Uit het verhandelde ter terechtzitting en de stukken van het strafdossier - waaronder een dossier van de rechtbank te Amsterdam in de strafzaak van verdachte met parketnummer 13/021961-02 - blijkt onder meer het volgende.
Verdachte staat in de onderhavige zaak terecht voor het op 10 oktober 2002 aanwezig hebben van zes bolletjes (0,77 gram) heroïne en negen bolletjes (0,94 gram) cocaïne, welke hoeveelheden overeenkomen met een deskundigenrapport van drs. Jellema van 15 oktober 2002, betrekking hebbend op op 11 oktober 2002 op het politielaboratorium ontvangen onderzoeksmateriaal (hierna: het Jellemarapport).
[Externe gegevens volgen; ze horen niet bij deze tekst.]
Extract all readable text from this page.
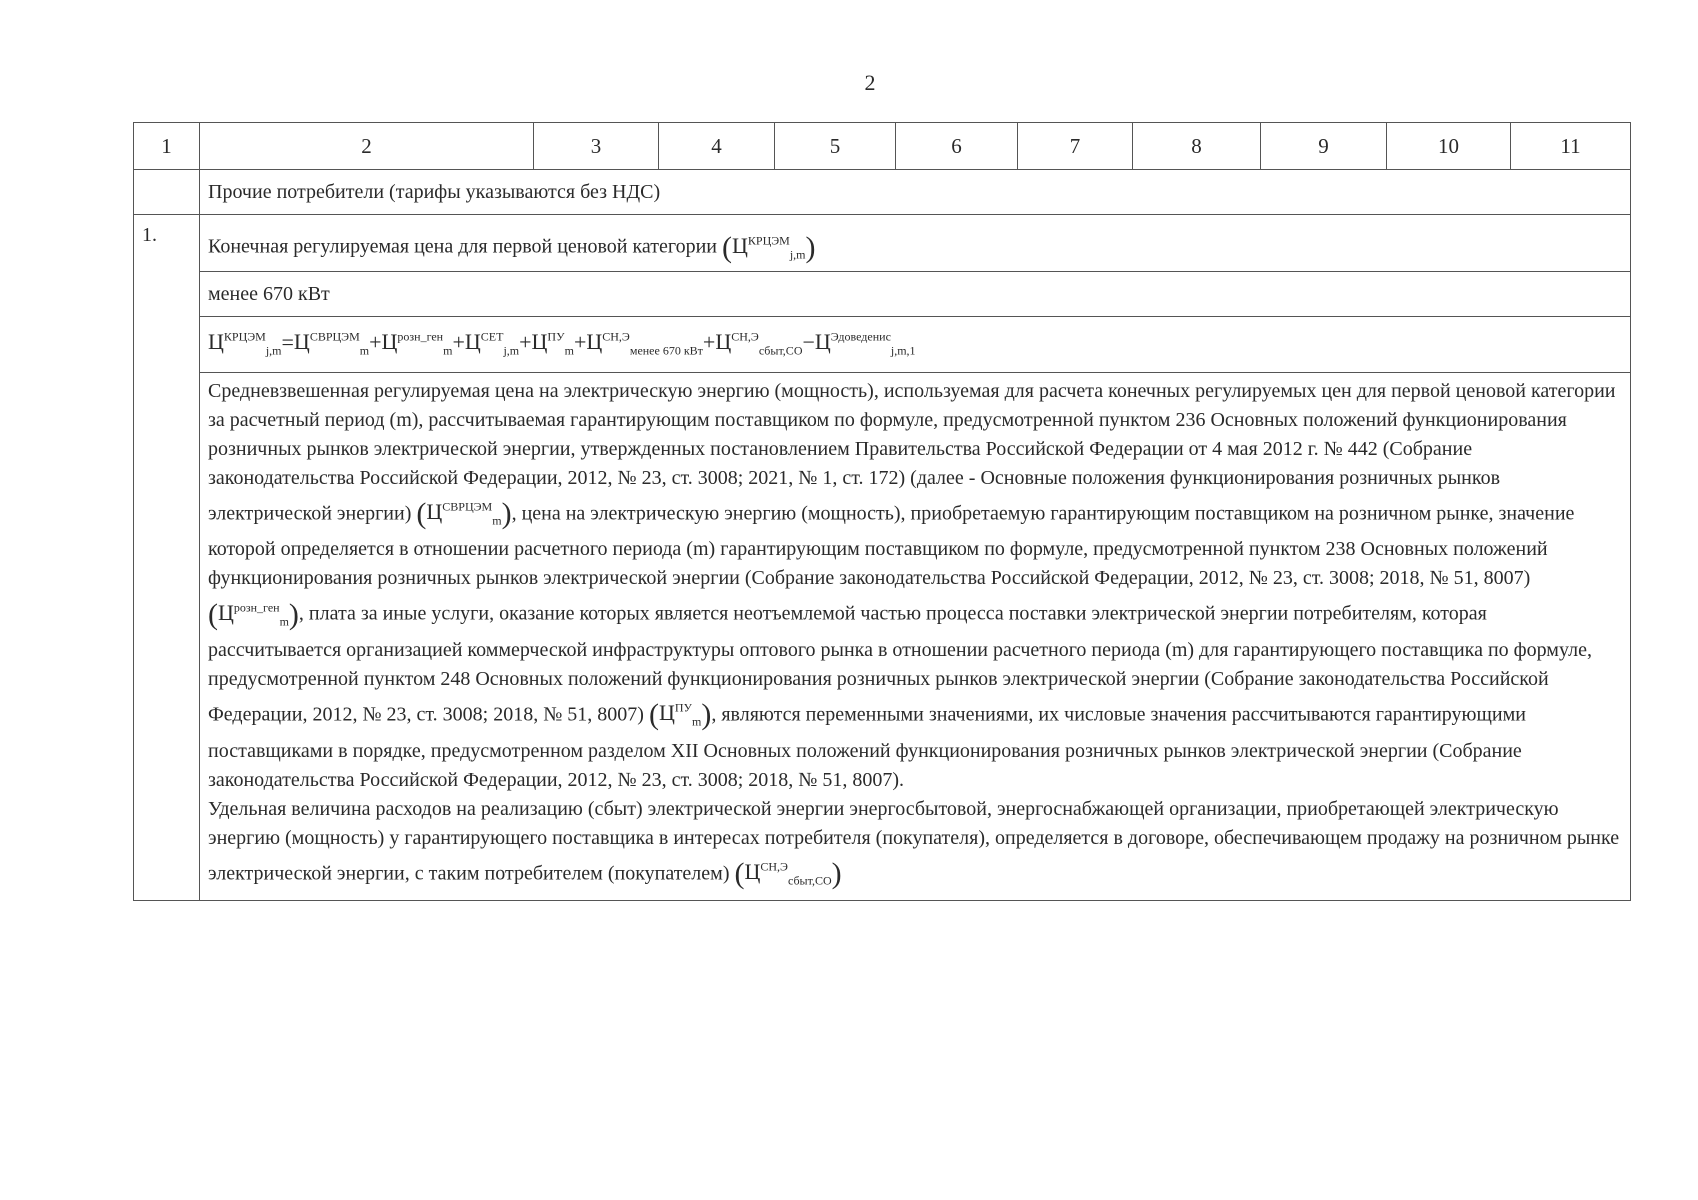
2
1	2	3	4	5	6	7	8	9	10	11
	Прочие потребители (тарифы указываются без НДС)									
1.	Конечная регулируемая цена для первой ценовой категории $(Ц^{КРЦЭМ}_{j,m})$									
	менее 670 кВт									
	$Ц^{КРЦЭМ}_{j,m}=Ц^{СВРЦЭМ}_m+Ц^{розн\_ген}_m+Ц^{СЕТ}_{j,m}+Ц^{ПУ}_m+Ц^{СН,Э}_{менее 670 кВт}+Ц^{СН,Э}_{сбыт,СО}-Ц^{Эдоведенис}_{j,m,1}$

	Средневзвешенная регулируемая цена на электрическую энергию (мощность), используемая для расчета конечных регулируемых цен для первой ценовой категории за расчетный период (m), рассчитываемая гарантирующим поставщиком по формуле, предусмотренной пунктом 236 Основных положений функционирования розничных рынков электрической энергии, утвержденных постановлением Правительства Российской Федерации от 4 мая 2012 г. № 442 (Собрание законодательства Российской Федерации, 2012, № 23, ст. 3008; 2021, № 1, ст. 172) (далее - Основные положения функционирования розничных рынков электрической энергии) $(Ц^{СВРЦЭМ}_m)$, цена на электрическую энергию (мощность), приобретаемую гарантирующим поставщиком на розничном рынке, значение которой определяется в отношении расчетного периода (m) гарантирующим поставщиком по формуле, предусмотренной пунктом 238 Основных положений функционирования розничных рынков электрической энергии (Собрание законодательства Российской Федерации, 2012, № 23, ст. 3008; 2018, № 51, 8007) $(Ц^{розн\_ген}_m)$, плата за иные услуги, оказание которых является неотъемлемой частью процесса поставки электрической энергии потребителям, которая рассчитывается организацией коммерческой инфраструктуры оптового рынка в отношении расчетного периода (m) для гарантирующего поставщика по формуле, предусмотренной пунктом 248 Основных положений функционирования розничных рынков электрической энергии (Собрание законодательства Российской Федерации, 2012, № 23, ст. 3008; 2018, № 51, 8007) $(Ц^{ПУ}_m)$, являются переменными значениями, их числовые значения рассчитываются гарантирующими поставщиками в порядке, предусмотренном разделом XII Основных положений функционирования розничных рынков электрической энергии (Собрание законодательства Российской Федерации, 2012, № 23, ст. 3008; 2018, № 51, 8007).

Удельная величина расходов на реализацию (сбыт) электрической энергии энергосбытовой, энергоснабжающей организации, приобретающей электрическую энергию (мощность) у гарантирующего поставщика в интересах потребителя (покупателя), определяется в договоре, обеспечивающем продажу на розничном рынке электрической энергии, с таким потребителем (покупателем) $(Ц^{СН,Э}_{сбыт,СО})$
In de strafzaak met parketnummer 13/021961-02 is verdachte eveneens vervolgd voor (onder meer) het aanwezig hebben van verdovende middelen, te weten - gelet op het in die zaak opgemaakt proces-verbaal met nummer 2002285963-1 van de verbalisant [verbalisant 1], gedateerd 2 november 2002 - het op 2 november 2002 aanwezig hebben van 15 bolletjes cocaïne en 10 bolletjes heroïne, zoals aanvankelijk ook door de officier van justitie in die zaak ten laste gelegd.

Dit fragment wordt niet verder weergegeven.